Дурак, сколько раз я тебе говорил, чтобы взбивать мыло как следует! закричал на генерал-адъютанта Владимира Фёдоровича Адлерберга , или попросту Фёдорыча, который служил ему камердинером. И вода простыла! Бритва тупая! отодвинул чашку и отшвырнул бритву.
Фёдорыч засуетился молча. Черномазый, полный, мягкий, как вата, казался увальнем, но был расторопен и ловок.
Ну, что, как Сашка спал? спросил Николай, немного успокоившись.
Государь наследник почивать отменно изволили, ответил Адлерберг. А с утра всё плачут об Аничкином доме и о лошадках.
О каких лошадках?
О деревянных: забыли в Аничкином.
«Нет, не о лошадках, а об отце несчастном.
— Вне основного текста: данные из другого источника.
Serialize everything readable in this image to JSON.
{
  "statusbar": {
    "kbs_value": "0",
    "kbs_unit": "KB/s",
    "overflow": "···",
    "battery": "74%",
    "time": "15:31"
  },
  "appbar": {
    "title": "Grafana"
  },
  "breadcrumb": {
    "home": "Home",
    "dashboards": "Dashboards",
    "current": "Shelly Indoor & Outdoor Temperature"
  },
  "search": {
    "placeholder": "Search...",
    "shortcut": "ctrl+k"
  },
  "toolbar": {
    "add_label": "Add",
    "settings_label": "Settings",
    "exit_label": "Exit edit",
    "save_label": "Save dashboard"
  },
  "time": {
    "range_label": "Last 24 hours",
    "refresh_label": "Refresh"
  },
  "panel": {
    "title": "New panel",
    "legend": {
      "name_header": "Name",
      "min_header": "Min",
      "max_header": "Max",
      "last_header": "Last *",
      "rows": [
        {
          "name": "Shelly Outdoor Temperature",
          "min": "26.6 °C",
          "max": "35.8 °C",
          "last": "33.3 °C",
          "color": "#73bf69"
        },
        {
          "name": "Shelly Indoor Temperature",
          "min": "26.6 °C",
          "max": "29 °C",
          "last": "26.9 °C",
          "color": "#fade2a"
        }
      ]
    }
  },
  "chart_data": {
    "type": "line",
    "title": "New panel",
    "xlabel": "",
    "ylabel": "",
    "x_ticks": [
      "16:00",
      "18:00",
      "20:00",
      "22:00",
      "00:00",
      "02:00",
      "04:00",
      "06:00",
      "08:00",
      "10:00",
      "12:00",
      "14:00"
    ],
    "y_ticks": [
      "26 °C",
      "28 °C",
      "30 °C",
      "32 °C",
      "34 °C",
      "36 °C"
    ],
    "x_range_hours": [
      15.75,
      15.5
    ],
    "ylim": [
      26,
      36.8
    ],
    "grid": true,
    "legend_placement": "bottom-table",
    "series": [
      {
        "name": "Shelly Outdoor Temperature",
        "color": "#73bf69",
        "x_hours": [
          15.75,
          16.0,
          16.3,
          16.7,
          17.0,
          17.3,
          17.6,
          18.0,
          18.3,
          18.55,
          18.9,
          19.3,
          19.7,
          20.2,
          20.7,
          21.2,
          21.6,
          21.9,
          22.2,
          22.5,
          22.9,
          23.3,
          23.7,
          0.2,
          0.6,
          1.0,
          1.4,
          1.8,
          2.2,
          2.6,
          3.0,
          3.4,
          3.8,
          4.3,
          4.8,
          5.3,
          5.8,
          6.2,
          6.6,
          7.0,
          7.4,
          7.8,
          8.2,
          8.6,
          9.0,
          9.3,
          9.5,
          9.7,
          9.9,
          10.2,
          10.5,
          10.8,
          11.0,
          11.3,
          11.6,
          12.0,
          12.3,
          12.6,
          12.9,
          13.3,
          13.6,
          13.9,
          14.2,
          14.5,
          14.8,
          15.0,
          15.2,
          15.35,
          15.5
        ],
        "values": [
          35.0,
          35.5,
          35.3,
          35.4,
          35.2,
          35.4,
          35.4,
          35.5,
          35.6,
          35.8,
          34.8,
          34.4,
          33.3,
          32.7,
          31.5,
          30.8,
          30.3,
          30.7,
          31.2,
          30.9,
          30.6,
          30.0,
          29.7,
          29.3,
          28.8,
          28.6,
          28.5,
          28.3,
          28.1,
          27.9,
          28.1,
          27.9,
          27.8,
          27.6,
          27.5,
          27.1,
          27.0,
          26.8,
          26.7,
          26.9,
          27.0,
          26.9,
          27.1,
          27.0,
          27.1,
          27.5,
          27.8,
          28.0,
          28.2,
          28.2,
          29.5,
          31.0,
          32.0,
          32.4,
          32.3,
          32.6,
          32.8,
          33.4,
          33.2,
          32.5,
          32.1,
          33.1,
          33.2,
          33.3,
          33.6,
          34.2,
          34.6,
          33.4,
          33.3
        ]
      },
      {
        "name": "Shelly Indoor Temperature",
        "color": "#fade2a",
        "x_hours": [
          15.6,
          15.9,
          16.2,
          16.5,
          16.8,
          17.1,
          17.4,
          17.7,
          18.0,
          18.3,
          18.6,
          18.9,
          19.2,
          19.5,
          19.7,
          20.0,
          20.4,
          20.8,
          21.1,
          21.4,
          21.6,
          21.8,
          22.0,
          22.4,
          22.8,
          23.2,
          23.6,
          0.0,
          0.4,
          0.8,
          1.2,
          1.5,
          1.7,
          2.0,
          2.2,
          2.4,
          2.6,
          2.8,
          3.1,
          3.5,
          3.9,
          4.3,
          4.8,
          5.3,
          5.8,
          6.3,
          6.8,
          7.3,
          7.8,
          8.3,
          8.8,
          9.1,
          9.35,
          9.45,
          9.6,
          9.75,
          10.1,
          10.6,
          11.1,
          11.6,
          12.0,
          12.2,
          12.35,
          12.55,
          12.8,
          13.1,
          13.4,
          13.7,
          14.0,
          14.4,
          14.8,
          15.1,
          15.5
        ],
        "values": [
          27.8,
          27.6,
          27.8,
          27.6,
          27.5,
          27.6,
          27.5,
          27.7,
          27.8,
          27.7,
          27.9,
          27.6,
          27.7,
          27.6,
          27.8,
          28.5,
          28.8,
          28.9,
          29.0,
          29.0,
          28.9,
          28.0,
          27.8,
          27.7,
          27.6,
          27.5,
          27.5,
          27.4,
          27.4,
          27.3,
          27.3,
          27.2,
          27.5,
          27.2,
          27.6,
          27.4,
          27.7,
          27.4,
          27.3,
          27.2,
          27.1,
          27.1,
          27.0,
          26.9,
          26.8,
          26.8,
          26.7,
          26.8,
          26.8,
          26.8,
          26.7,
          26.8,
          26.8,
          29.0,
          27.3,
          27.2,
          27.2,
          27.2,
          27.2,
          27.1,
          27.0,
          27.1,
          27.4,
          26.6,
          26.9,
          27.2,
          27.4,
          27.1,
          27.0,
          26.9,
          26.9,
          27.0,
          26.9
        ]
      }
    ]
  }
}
Должно быть, беду предчувствует», подумал Николай.
Где сегодня обедать изволите, ваше высочество? спросил Адлерберг.
В Аничкином, Фёдорыч, в последний раз в Аничкином! вздохнул Николай.
Вспомнил, как мечтал «поступить в партикулярную жизнь» и предаться в уединении семейным радостям. «Если кто-нибудь спросит тебя, в каком уголке мира обитает истинное счастье, то сделай одолженье, пошли его в Аничкин рай», говаривал своему другу Бенкендорфу с тем видом чувствительным, который получил в наследство от матери, императрицы Марии Фёдоровны.
После кончины брата Александра переехал из Аничкина в Зимний дворец и жил здесь в строгом заключении, как под арестом, считая «неприличным показываться публике». Устроил себе кабинет-спальню в библиотеке бывшей половины короля прусского, комнате, ближайшей к зале Государственного совета, с которым соединялась она тёмным коридором.
Расположился, как на бивуаке. Комната была без углов, круглая. Узкая походная кровать неуютно поставлена рядом со стеклянным книжным шкафом; кожаный матрац набит сеном; к такому спартанскому ложу приучила его бабушка. На полу открытый чемодан с бельём и платьем неразобранным.